Impressive Features to see
The island is big, and to experience it fully, at least two days would be best, but one day gives you enough time to experience the lakes, rainforest and part of the coast.
The fresh water lakes are one of the islands most unique features, especially as the island is formed of sand. Old leaf matter and other natural debris collected and hardened over time in natural depressions in the island, which where then able to hold water permanently.
The lakes are all tucked away inland amongst the forest, so you’ll travel down some pretty bumpy 4WD tracks to get them.
Lake McKenzie and Lake Birrabeen are probably the most famous, noted for their clear waters, bright blue shoreline and incredibly soft silica sand. But a visit to any of the freshwater lakes is extremely impressive.
The rainforest on the island is beautiful. The air thick with the scent of earth and fallen leaves, humid and dense. Staghorn ferns hang from moss coated branches and palms intermingle with eucalyptus and kauri pines. It’s an extremely peaceful place to walk through, void of crowds, only the gentle sounds of the forest invading your ears. I think it was my favourite stop on our visit.
A beautiful clear, fresh water creek with small areas of mineral deposits giving the creek bed a greenish/blue hue. The creek was known as a ‘women’s place’ in the local aboriginal culture. Women would come here to give birth, bathe, relax, and tell stories. Men were not allowed here, as is often the case in aboriginal culture, men and women would have their own sacred areas, each holding an importance in the story of their life.
The Central Station
The rainforest was once heavily logged for a number of hardwood trees including the valuable satinay tree, luckily the forest still thrives. Central station is now a camping/picnic area, and a boardwalk has been created that meanders through part of the forest.

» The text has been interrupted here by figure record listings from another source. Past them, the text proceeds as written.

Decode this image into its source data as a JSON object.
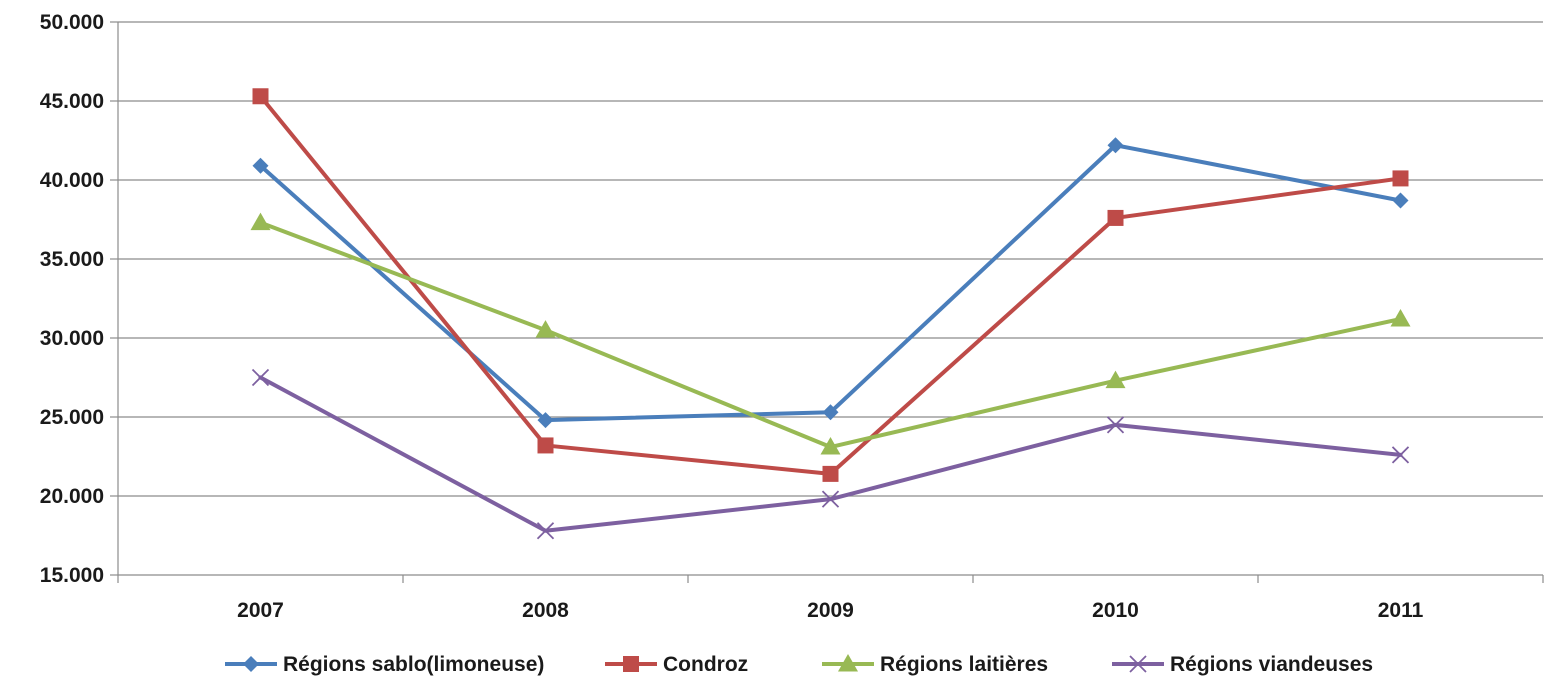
{
  "chart_data": {
    "type": "line",
    "title": "",
    "xlabel": "",
    "ylabel": "",
    "categories": [
      "2007",
      "2008",
      "2009",
      "2010",
      "2011"
    ],
    "ylim": [
      15000,
      50000
    ],
    "yticks": [
      15000,
      20000,
      25000,
      30000,
      35000,
      40000,
      45000,
      50000
    ],
    "ytick_labels": [
      "15.000",
      "20.000",
      "25.000",
      "30.000",
      "35.000",
      "40.000",
      "45.000",
      "50.000"
    ],
    "grid": "horizontal",
    "legend_position": "bottom",
    "series": [
      {
        "name": "Régions sablo(limoneuse)",
        "color": "#4a7ebb",
        "marker": "diamond",
        "values": [
          40900,
          24800,
          25300,
          42200,
          38700
        ]
      },
      {
        "name": "Condroz",
        "color": "#be4b48",
        "marker": "square",
        "values": [
          45300,
          23200,
          21400,
          37600,
          40100
        ]
      },
      {
        "name": "Régions laitières",
        "color": "#98b954",
        "marker": "triangle",
        "values": [
          37300,
          30500,
          23100,
          27300,
          31200
        ]
      },
      {
        "name": "Régions viandeuses",
        "color": "#7d60a0",
        "marker": "x",
        "values": [
          27500,
          17800,
          19800,
          24500,
          22600
        ]
      }
    ]
  }
}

It would be hard to miss the 75 mile beach, lining the eastern shoreline of Fraser Island, wind buffets this coastline, causing the pacific ocean to crash onto the shore. It’s not generally considered a swimming beach, as powerful riptides and currents own the shoreline, as well as the possibility of encountering saltwater crocodiles, stingers (jellyfish) and sharks.
The beach is also known as the ‘main highway’, as cars use this to travel the length of the island when the tide is low. The tide often covers the majority of 75 mile beach, meaning you have to be very aware of tide timings throughout the day. Many of the popular coastal features can be found along here, including:
The wreck of SS Maheno
A wreck lying on the shoreline, halfway along 75 mile beach. It was a New Zealand ocean liner, which was being towed until the line was broken in a cyclone and the ship beached on the shore of the island. The SS Maheno is one of the most recognisable features along the shoreline. It’s rust red hull continually battered by the powerful pacific waves, contrasting beautifully with the sea and sky.
At area of rock pools in the north, named for the bubbling and frothing that occurs as waves swash over the edges of this natural rock pool. Take care not to get knocked out by the waves crashing in!
Indian Head or ‘Tuckee’
A headland at the far Northern end of 75 mile beach. Its the location where Captain Cook first laid eyes on the local people of the island.
A very popular spot for relaxing and swimming, with a short boardwalk which you can follow inland and steps down into the creek itself. Freshwater runs down from the higher dunes and out to the sea. It’s a popular place to stop for picnics and refreshment in the cool fresh water. It gets a little busy, but it’s still lovely to walk through.
These interestingly named rocks line the edges of the beaches on Fraser Island. Their height and visibility changing daily depending on the strength of the winds and current as they become more or less exposed. They’re essentially compacted clumps of old leaf matter, and are shaped and worn by the pounding waves, often turning the sea a rust red colour.
These colourful rock formations sit at the edge of 75 mile beach, they display beautiful layers of sediment. It’s also the type of sedimentary deposits found on Rainbow Beach which also gave the beach its name!